In the current development of international energy storage technologies, the CAES system is one of the primary options for high-rated power and long-duration storage, potentially serving as an alternative to PHS. In terms of large-scale energy storage systems, only the PHS system has been developed in Taiwan, while research on the CAES system has been limited. Since the cost of CAES has decreased to a level comparable to PHS, CAES has been a viable alternative option for long-duration and large-scale energy storage, particularly for storing electricity generated from renewable energy sources. Further development of the CAES system mitigates the impact of renewable energy fluctuations on the grid. Therefore, we conducted a feasibility study for the CAES system from the aspect of engineering and finance on a potential site in Taiwan. Focusing on the design, analysis, and financial feasibility assessment, the plausibility of implementing a CAES system in the Miaoli area was investigated.

2. Numerical Model

An analytical model was constructed to evaluate the designed CAES system. Flownex was used to verify the capability of the proposed model in the evaluation of the performance. The Huntorf plant in Germany was compared with the designed CAES system for validation. The results were compared with those of the relevant literature. The parameters employed in the model are shown in

Table 1. Parameters employed in the system model [6].

Parameter	Value
Compressor operation time	8 h
Inlet air flux of compressor	108 kg/s
Stages of compressor	4
Number of intercoolers	3
Outlet air temperature of coolers	50 °C
Isentropic efficiency of centrifugal compressor	0.8
Compressor mechanical efficiency	0.99
Turbine operation time	2 h
Inlet air flux of combustion chamber	417 kg/s
Inlet air temperature of combustion chamber #1	50 °C
Inlet air pressure of combustion chamber #1	42 bar
Outlet temperature of combustion chamber #1	600 °C
Outlet temperature of combustion chamber #2	1050 °C
Outlet air pressure of combustion chamber #2	11 bar
Outlet pressure of LP gas turbine	1.13 bar
Isentropic efficiency of turbine	0.85
Turbine mechanical efficiency	0.99
LHV of natural gas	50,030 kJ/kg

.

The multi-phase model was built by the software COMSOL to analyze the characteristics of the air injection and extraction process in the underground gas storage reservoir for the CAES system. The employed geological parameters were determined based on data from potential sites in the Miaoli area. The analysis results were fed back into the previously developed Flownex model. The considered depth of the potential site was 1350 m. The hydrostatic pressure is 135 bar, and the safe injection pressure is 202 bar at the analyzed depth. The preliminary evaluation showed that the required volume is 8513 m³. The variation in pressure along the depth can be found in [7].

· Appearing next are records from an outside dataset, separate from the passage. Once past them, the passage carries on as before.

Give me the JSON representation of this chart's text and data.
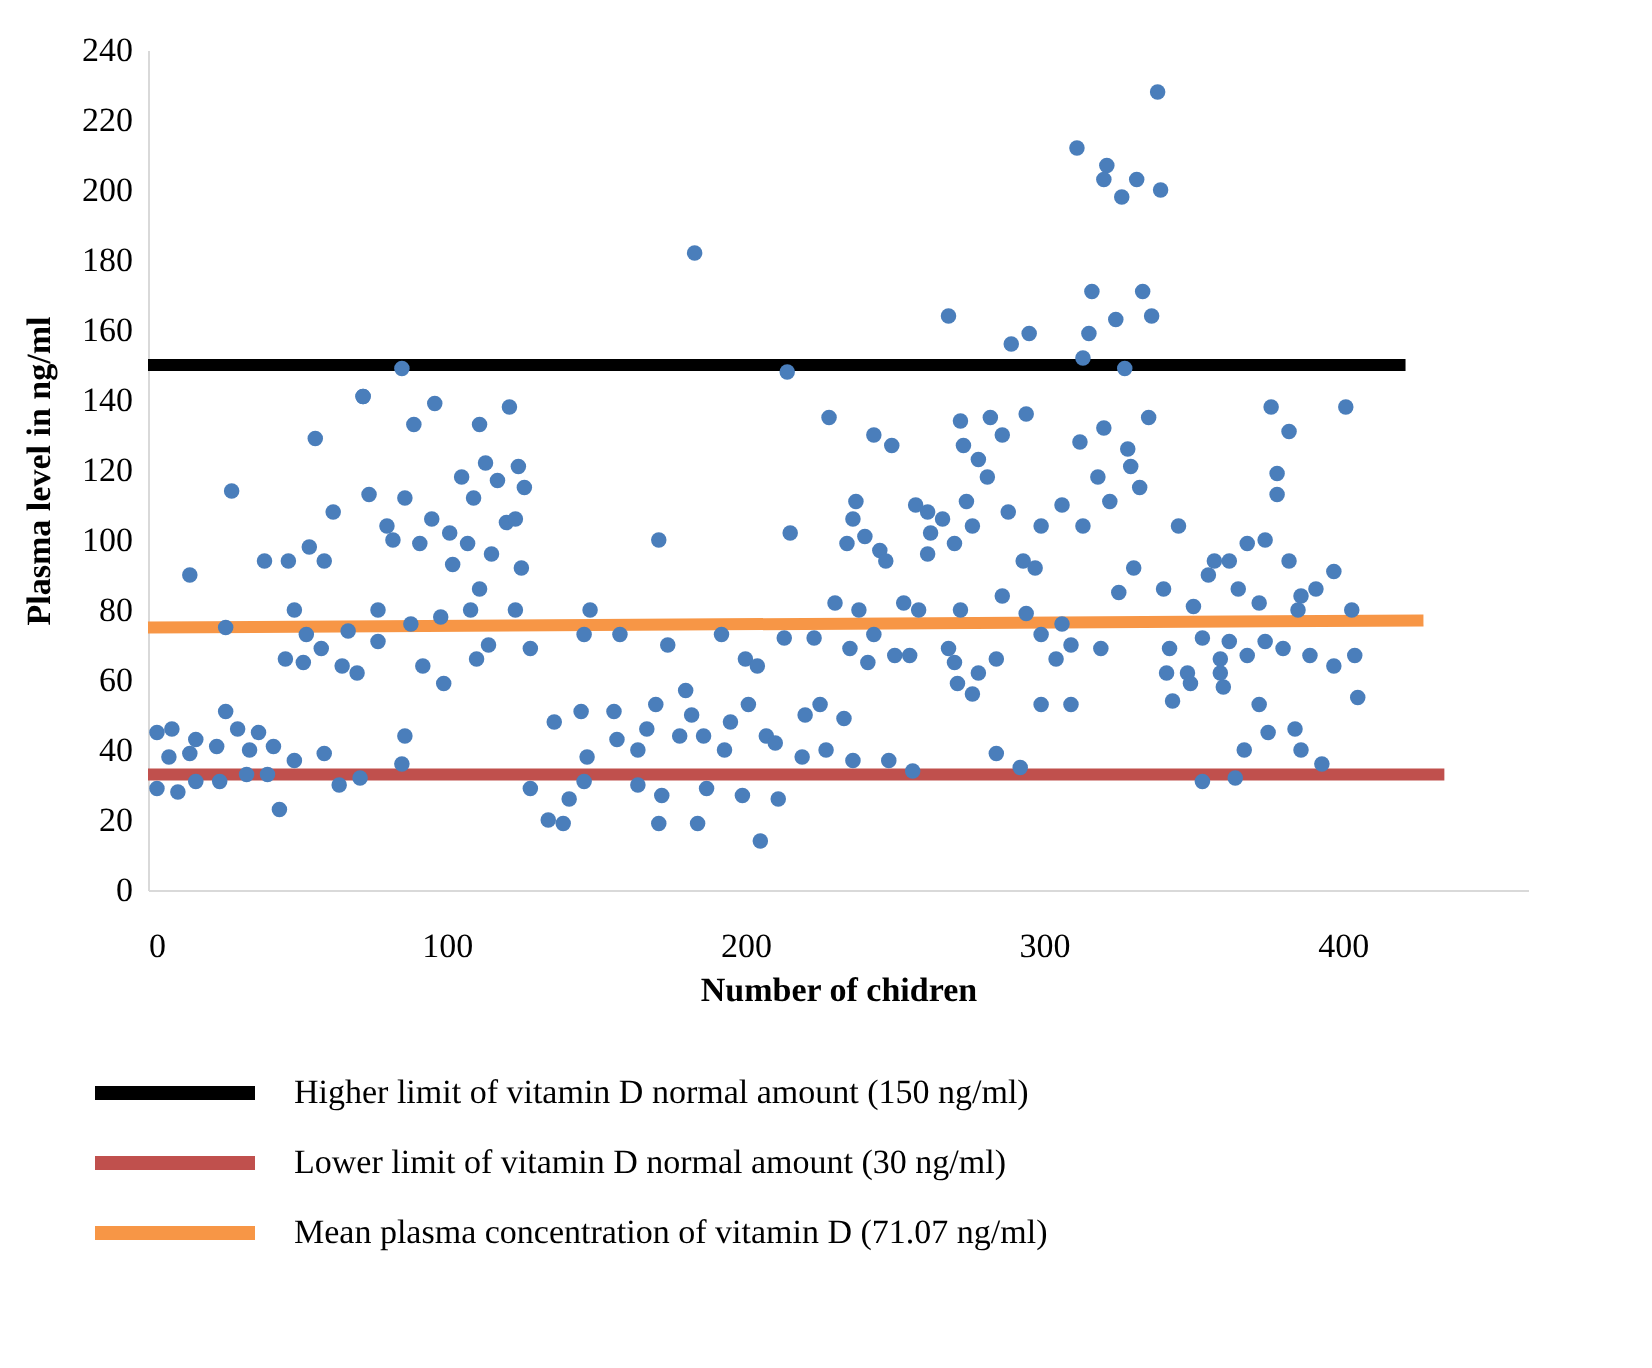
{
  "chart_data": {
    "type": "scatter",
    "xlabel": "Number of chidren",
    "ylabel": "Plasma level in ng/ml",
    "xlim": [
      0,
      462
    ],
    "xticks": [
      0,
      100,
      200,
      300,
      400
    ],
    "ylim": [
      0,
      240
    ],
    "yticks": [
      0,
      20,
      40,
      60,
      80,
      100,
      120,
      140,
      160,
      180,
      200,
      220,
      240
    ],
    "grid": false,
    "legend": "bottom",
    "marker": "circle",
    "series": [
      {
        "type": "line",
        "marker": "none",
        "name": "Higher limit of vitamin D normal amount (150 ng/ml)",
        "color": "#000000",
        "x": [
          0,
          421
        ],
        "values": [
          150,
          150
        ]
      },
      {
        "type": "line",
        "marker": "none",
        "name": "Lower limit of vitamin D normal amount (30 ng/ml)",
        "color": "#c0504d",
        "x": [
          0,
          434
        ],
        "values": [
          33,
          33
        ]
      },
      {
        "type": "line",
        "marker": "none",
        "name": "Mean plasma concentration of vitamin D (71.07 ng/ml)",
        "color": "#f79646",
        "x": [
          0,
          427
        ],
        "values": [
          75,
          77
        ]
      },
      {
        "color": "#4a7ebb",
        "x": [
          72,
          56,
          28,
          62,
          14,
          39,
          47,
          54,
          59,
          49,
          26,
          53,
          58,
          46,
          52,
          65,
          70,
          67,
          3,
          8,
          16,
          26,
          30,
          37,
          7,
          14,
          23,
          34,
          42,
          49,
          59,
          3,
          10,
          16,
          24,
          33,
          40,
          44,
          64,
          71,
          85,
          72,
          96,
          89,
          111,
          121,
          74,
          86,
          105,
          109,
          113,
          117,
          124,
          126,
          80,
          82,
          91,
          95,
          101,
          107,
          102,
          115,
          120,
          123,
          125,
          111,
          77,
          88,
          98,
          108,
          123,
          114,
          110,
          92,
          99,
          77,
          128,
          86,
          85,
          136,
          145,
          128,
          134,
          139,
          141,
          146,
          183,
          171,
          148,
          146,
          158,
          192,
          174,
          200,
          204,
          180,
          156,
          170,
          182,
          195,
          201,
          157,
          167,
          178,
          186,
          207,
          147,
          164,
          193,
          210,
          164,
          172,
          187,
          199,
          211,
          171,
          184,
          205,
          268,
          214,
          228,
          243,
          249,
          272,
          273,
          278,
          281,
          237,
          236,
          234,
          240,
          245,
          247,
          257,
          261,
          266,
          262,
          261,
          270,
          274,
          276,
          215,
          230,
          238,
          253,
          258,
          272,
          213,
          223,
          235,
          243,
          241,
          250,
          255,
          268,
          270,
          271,
          276,
          278,
          220,
          225,
          233,
          219,
          227,
          236,
          248,
          256,
          338,
          311,
          321,
          320,
          331,
          339,
          326,
          316,
          333,
          336,
          324,
          315,
          295,
          289,
          313,
          327,
          282,
          294,
          286,
          320,
          335,
          312,
          328,
          376,
          382,
          401,
          318,
          329,
          332,
          378,
          378,
          322,
          288,
          306,
          299,
          313,
          345,
          374,
          368,
          293,
          297,
          330,
          382,
          357,
          362,
          397,
          355,
          325,
          340,
          286,
          365,
          391,
          386,
          403,
          294,
          306,
          350,
          372,
          385,
          299,
          309,
          319,
          342,
          353,
          362,
          374,
          380,
          304,
          284,
          359,
          368,
          389,
          397,
          404,
          341,
          348,
          359,
          360,
          349,
          343,
          405,
          299,
          309,
          372,
          375,
          384,
          367,
          386,
          393,
          284,
          292,
          353,
          364
        ],
        "values": [
          141,
          129,
          114,
          108,
          90,
          94,
          94,
          98,
          94,
          80,
          75,
          73,
          69,
          66,
          65,
          64,
          62,
          74,
          45,
          46,
          43,
          51,
          46,
          45,
          38,
          39,
          41,
          40,
          41,
          37,
          39,
          29,
          28,
          31,
          31,
          33,
          33,
          23,
          30,
          32,
          149,
          141,
          139,
          133,
          133,
          138,
          113,
          112,
          118,
          112,
          122,
          117,
          121,
          115,
          104,
          100,
          99,
          106,
          102,
          99,
          93,
          96,
          105,
          106,
          92,
          86,
          80,
          76,
          78,
          80,
          80,
          70,
          66,
          64,
          59,
          71,
          69,
          44,
          36,
          48,
          51,
          29,
          20,
          19,
          26,
          31,
          182,
          100,
          80,
          73,
          73,
          73,
          70,
          66,
          64,
          57,
          51,
          53,
          50,
          48,
          53,
          43,
          46,
          44,
          44,
          44,
          38,
          40,
          40,
          42,
          30,
          27,
          29,
          27,
          26,
          19,
          19,
          14,
          164,
          148,
          135,
          130,
          127,
          134,
          127,
          123,
          118,
          111,
          106,
          99,
          101,
          97,
          94,
          110,
          108,
          106,
          102,
          96,
          99,
          111,
          104,
          102,
          82,
          80,
          82,
          80,
          80,
          72,
          72,
          69,
          73,
          65,
          67,
          67,
          69,
          65,
          59,
          56,
          62,
          50,
          53,
          49,
          38,
          40,
          37,
          37,
          34,
          228,
          212,
          207,
          203,
          203,
          200,
          198,
          171,
          171,
          164,
          163,
          159,
          159,
          156,
          152,
          149,
          135,
          136,
          130,
          132,
          135,
          128,
          126,
          138,
          131,
          138,
          118,
          121,
          115,
          119,
          113,
          111,
          108,
          110,
          104,
          104,
          104,
          100,
          99,
          94,
          92,
          92,
          94,
          94,
          94,
          91,
          90,
          85,
          86,
          84,
          86,
          86,
          84,
          80,
          79,
          76,
          81,
          82,
          80,
          73,
          70,
          69,
          69,
          72,
          71,
          71,
          69,
          66,
          66,
          66,
          67,
          67,
          64,
          67,
          62,
          62,
          62,
          58,
          59,
          54,
          55,
          53,
          53,
          53,
          45,
          46,
          40,
          40,
          36,
          39,
          35,
          31,
          32
        ]
      }
    ]
  }
}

The financial feasibility was estimated based on installation and levelized costs of storage (LCOS). A comparison was made among the costs of the proposed system, those of previous studies, and the lithium-ion battery. Empirical formulas were used for the evaluation of the costs in the designed CAES system [8,9,10,11,12].

3. Results and Discussion

The results of the CAES system performance analysis model are shown in Figure 1. The variation in color indicates the increase and decrease in pressure during the operation of the CAES system. The calculated system efficiency was 41.8%, while Ref. [6] estimated it as 41.3%. The relative error in the comparison of system efficiency was 1.33%, validating the accuracy of the proposed CAES system model.

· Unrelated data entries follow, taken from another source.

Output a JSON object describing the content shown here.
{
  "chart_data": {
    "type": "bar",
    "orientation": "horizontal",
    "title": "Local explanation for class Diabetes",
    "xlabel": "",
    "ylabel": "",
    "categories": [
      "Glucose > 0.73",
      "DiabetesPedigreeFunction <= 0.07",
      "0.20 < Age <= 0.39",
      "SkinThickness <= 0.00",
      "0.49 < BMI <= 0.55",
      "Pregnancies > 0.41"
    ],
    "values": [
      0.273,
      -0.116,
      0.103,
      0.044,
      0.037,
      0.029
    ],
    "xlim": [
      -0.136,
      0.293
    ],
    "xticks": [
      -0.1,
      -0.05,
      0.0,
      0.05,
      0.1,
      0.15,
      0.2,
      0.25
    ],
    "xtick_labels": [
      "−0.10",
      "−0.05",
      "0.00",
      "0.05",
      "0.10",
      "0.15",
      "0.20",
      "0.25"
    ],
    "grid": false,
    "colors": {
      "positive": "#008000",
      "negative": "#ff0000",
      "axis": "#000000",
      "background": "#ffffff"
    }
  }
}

The behavior of gas injection and extraction in the storage reservoir was explored. Variation in the important parameters, including air saturation and pressure, was observed. In the gas injection process, sufficient gas must be supplied to the reservoir to displace the existing water and create a gas storage zone for subsequent power generation. For gas extraction, the designated gas extraction rate must not be decreased so that interior pressure maintains the threshold to extract the liquid water. The variation in air saturation within the gas reservoir at different locations by the developed COMSOL model is presented in Figure 2. At the location 18.1 m from the injection point, 30 days were needed to reach a saturation of 90%. However, at the location 25.5 m away, it took 120 days to reach over 90% saturation.

The air extraction process was simulated by using the proposed multi-phase model. The corresponding variation in air saturation and its flux are presented in Figure 3. The air flux was maintained above the threshold value within 50 h, and the air saturation was maintained above 0.4 [7] to avoid the liquid water extraction.

The financial evaluation was conducted by considering the following scenarios: CAES [11], lithium-ion battery [12], CAES-350 MW (for validation), designed 2 MW (CAES-cavern), 2 MW (CAES-Tank), and 25 kW, respectively. The calculated capital power cost (USD/kW) is compared in Figure 4. The comparison result of capital power cost shows that the data from the literature (CAES-ref) [11] is similar to the results calculated in this study (350 MW), with an average value between 513 and 731 USD/kW (Figure 5). However, it is more affordable than the lithium-ion battery (1918 USD/kW). This tendency is consistent with the findings of Ref. [11]. For the 2 MW capacity, the average capital power cost was 1525 to 1639 USD/kW due to the smaller scale. The design using tanks increased additional costs. For the 25 kW capacity, using the highest cost was found to be 2155 USD/kW.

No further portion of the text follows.